Moscow was likely trying to send a message by harassing a US drone, but officials say the Russian pilot ran into it because they're bad at flying
A Russian fighter jet harassed a US military MQ-9 Reaper drone over the Black Sea this week.
Engagements like these are likely part of what one think tank says are calculated Russian tactics.
But US officials said the fighter pilot demonstrated a "lack of competence" by clipping the drone.
A Russian fighter jet dumped fuel on and then clipped a US military drone operating over the Black Sea this week in what looks like a botched attempt at aggressive messaging. The American aircraft ultimately crashed into the waters below as a damaged Russian plane landed elsewhere.
The incident delivered another blow to the relationship between the two countries, which was already at rock bottom after Russia's invasion of Ukraine over a year ago.
Moscow was likely trying to send a message to Washington by harassing the drone, as this sort of aggressive signaling has been seen repeatedly, according to a think tank analysis on coercive Russian military action, but US officials say the pilot probably struck the aircraft simply because they are bad at flying.
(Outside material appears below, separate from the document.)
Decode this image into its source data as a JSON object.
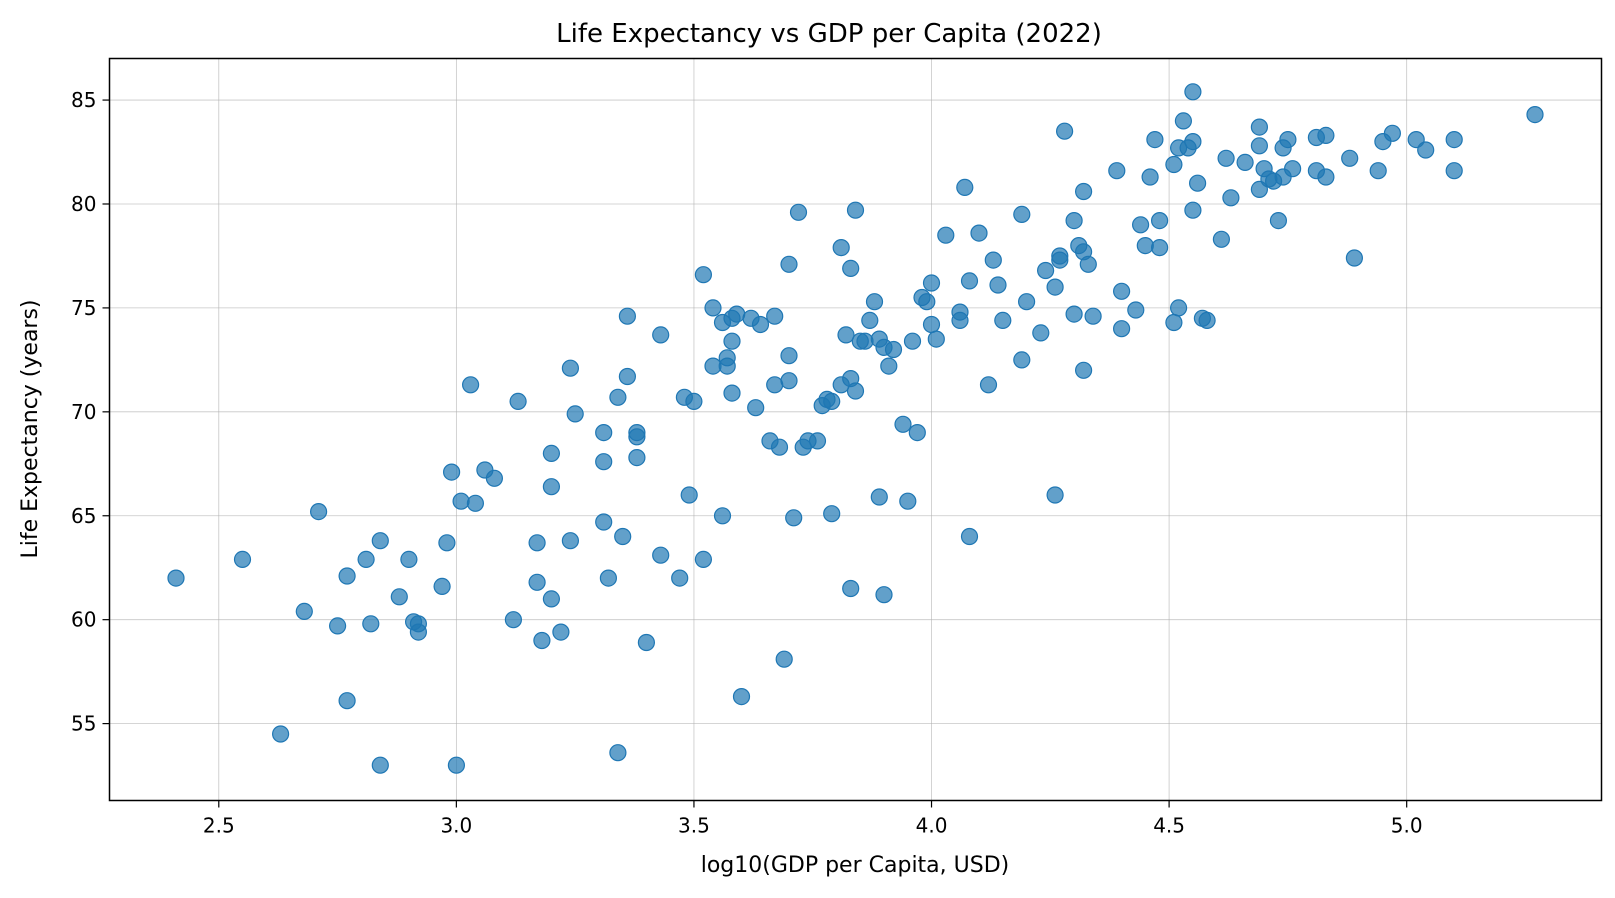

"What happened was an unsafe and unprofessional maneuver on the part of a Russian aircraft, a maneuver that was also tinged with a lack of competence," State Department spokesperson Ned Price said after the incident. He later told MSNBC that the "best assessment" is the collision was probably unintentional.
On Tuesday, two Russian Su-27 fighter jets intercepted a US military MQ-9 Reaper drone that was flying in international airspace above the Black Sea. The two warplanes dumped fuel on and flew in front of the drone several times before one of the jets clipped the Reaper's propeller on a reckless pass just after 7 am local time, forcing the US military to bring the damaged drone down into the water below.
—USAFE-AFAFRICA (@HQUSAFEAFAF) March 16, 2023
US Air Force Gen. James B. Hecker, commander of US Air Forces Europe and Air Forces Africa, said the MQ-9 was engaging in routine operations when the incident happened and that the crash caused the "complete loss" of the drone. Moscow deflected blame for the crash on the US, with its ambassador to Washington claiming the drone was moving "deliberately and provocatively" toward Russian territory.
A top White House official said on Wednesday that its unclear whether the US will launch a recovery effort, something it has done with more sensitive military equipment that's been lost. Russia, on the other hand, has said it may try and recover the aircraft.
The US aircraft is resting at a depth of between 4,000 and 5,000 feet, making any recovery operation "very difficult" by any party, Chairman of the Joint Chiefs of Staff Gen. Mark Milley told reporters on Wednesday.
Moscow uses 'coercive signals' to send messages
Tuesday's incident marked the most direct confrontation between Russia and the US since the former attacked Ukraine in February 2022. It is also the latest of many provocative actions by Moscow against NATO militaries around the Black Sea, where intercepts are not uncommon. Russia has carried out aggressive maneuvers and close engagements against Western forces on a number of occasions in recent years.
But Russia has a long history of performing dangerous intercepts as a means of intimidation, a former US Navy pilot and TOPGUN instructor previously told Insider.
These close encounters and aggressive maneuvers by Russian aircraft are part of a coordinated messaging campaign by Russia, according to a recent report by the RAND Corporation, a global policy think tank based in California. The report consists of empirical research completed in 2020 that analyzes years of Russian military activity like intercepts and other engagements.
"Moscow regularly uses limited military actions — far short of direct aggression but often creating escalatory risks —that have caused concern and consternation in Western capitals," RAND writes in its report.
"Much of the assertive, dangerous, or unsafe Russian activity appears directed at shaping patterns of ongoing US or allied behavior," the report says. "Moscow appears to be using coercive signals to send targeted compellent messages regarding activities that it finds problematic," and "these compellent signals are often linked to particular US and allied activities."
In other words, RAND assesses that these Russian behaviors are strategic and intentional.
Milley, the top US general, said Wednesday there's "no question" that the Russian harassment preceding the crash was intentional. Although the intentions behind the actual physical contact between the jet and drone, he noted, remains more of a mystery.
While this harassment appears to be a calculated part of a Russian playbook, several top US officials and the military blamed the pilot's incompetence for crashing into the drone.
One official said the Su-27 was out of control and flying like "it was amateur hour," adding that the incident did not portray the skillset of a professional pilot. US European Command (EUCOM) wrote that the engagement demonstrated a "a lack of competence," while also being unprofessional, unsafe, reckless, and "environmentally unsound."
Pentagon Press Secretary Brigadier General Pat Ryder echoed what EUCOM and State Department spokesperson Ned Price said, arguing in that the pilots didn't show any competence during the intercept.